Making PDF Files Accessible
A Simple Test
Try to copy the text of your PDF file and paste it into a Word document. If it looks just like you see it in your PDF file, the document is fully accessible and you’re good to go.
- Accessible Sample (PDF, 12 pages)
It’s easy to select and copy the text from this PDF, and it looks exactly the same when pasted into Word.
- Inaccessible Sample A (PDF, 47 pages)
You can’t even select the text to copy it.
- Inaccessible Sample B (PDF, 48 pages)
You can copy the text—it’s been “captured” with optical character recognition (OCR), but if you try pasting it into Word you’ll see it’s not quite right; it hasn’t been proofread.
If Your Text is Not Accessible
OCR with Windows and Office (PDF) is a wonderful step-by-step guide (with pictures) to taking an inaccessible PDF file to a fully accessible text document using Acrobat Reader (the free PDF viewer) and Microsoft Office tools.
Images, Charts, and Graphs
Remember to provide text-only descriptions of any information conveyed through images or color so that people who can't see (or can't see well) can still understand your document.
Users Don't Like PDFs
A great side effect of this procedure is that you'll have a plain text version of your document, ready to be republished in any other format, including as a plain ol' user-friendly and search engine optimized web page or site.
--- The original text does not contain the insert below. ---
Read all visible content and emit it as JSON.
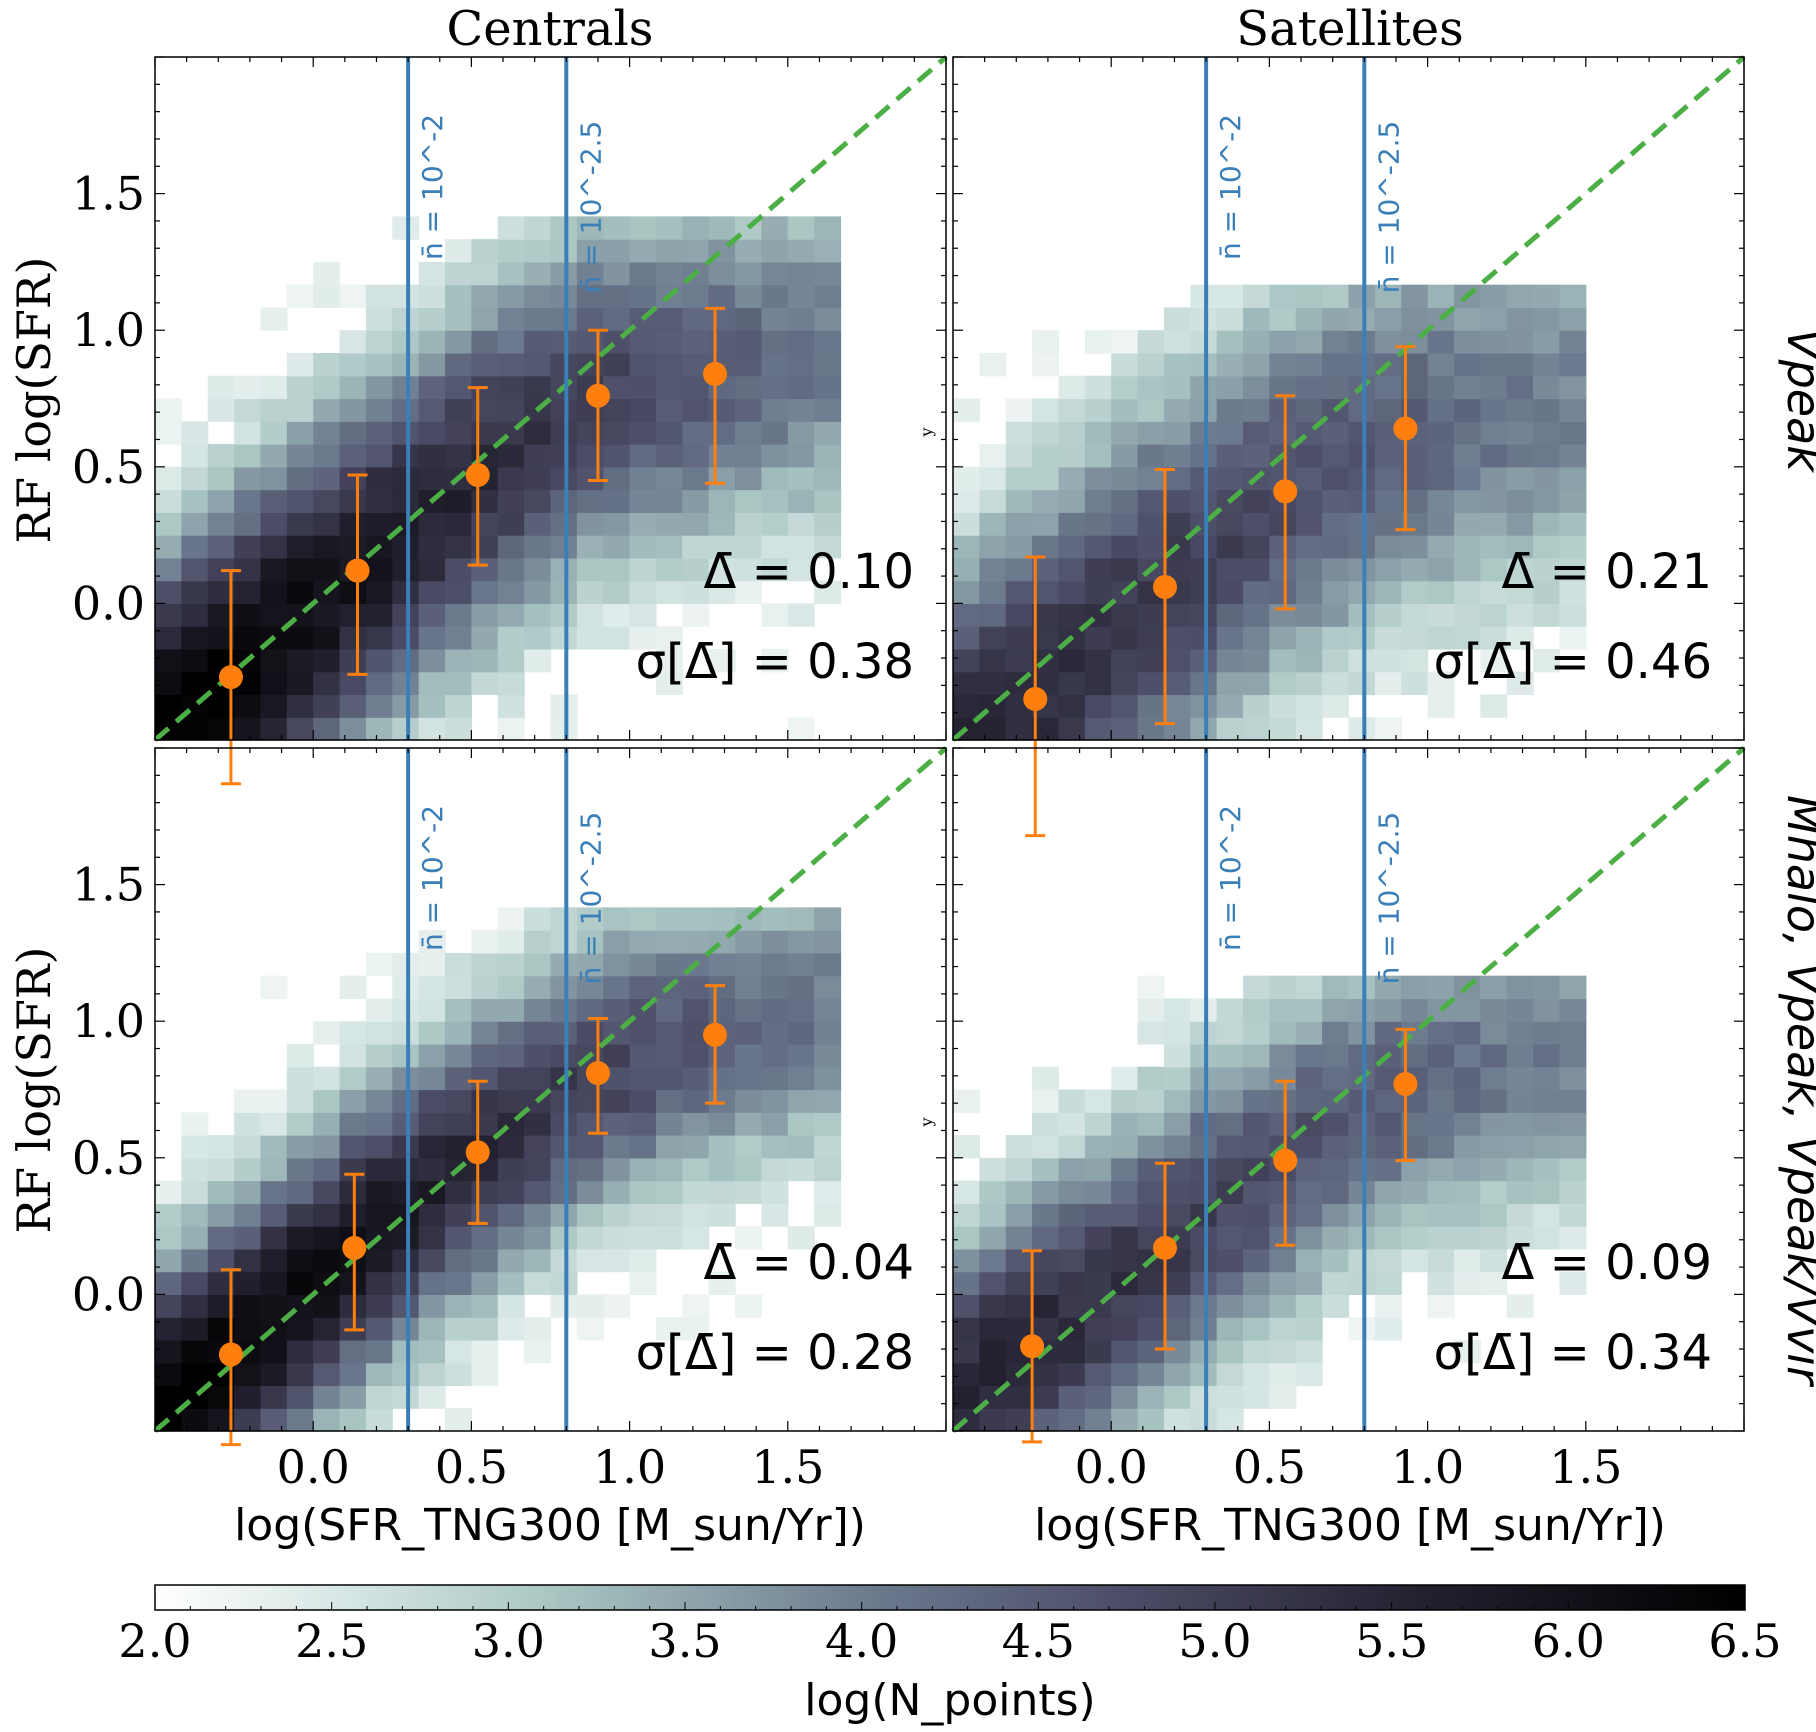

Jakob Nielsen, web usability expert, has put together some compelling points about how PDFs are good for printing, but not for online consumption.
In addition, PDFs are not search-engine friendly: Just Say No to Adding More PDFs to Your Website.
Acrobat Reader is a Vulnerable Application Targeted by Malicious Users
In 2011, a total of 35% of all exploit-related incidents targeted vulnerabilities in Adobe Acrobat Reader.
You can reduce your risk by using a less-targeted application like Nitro PDF Reader, but be aware that people who have heard that "PDF files are unsafe" may be wary of clicking on links to your PDFs.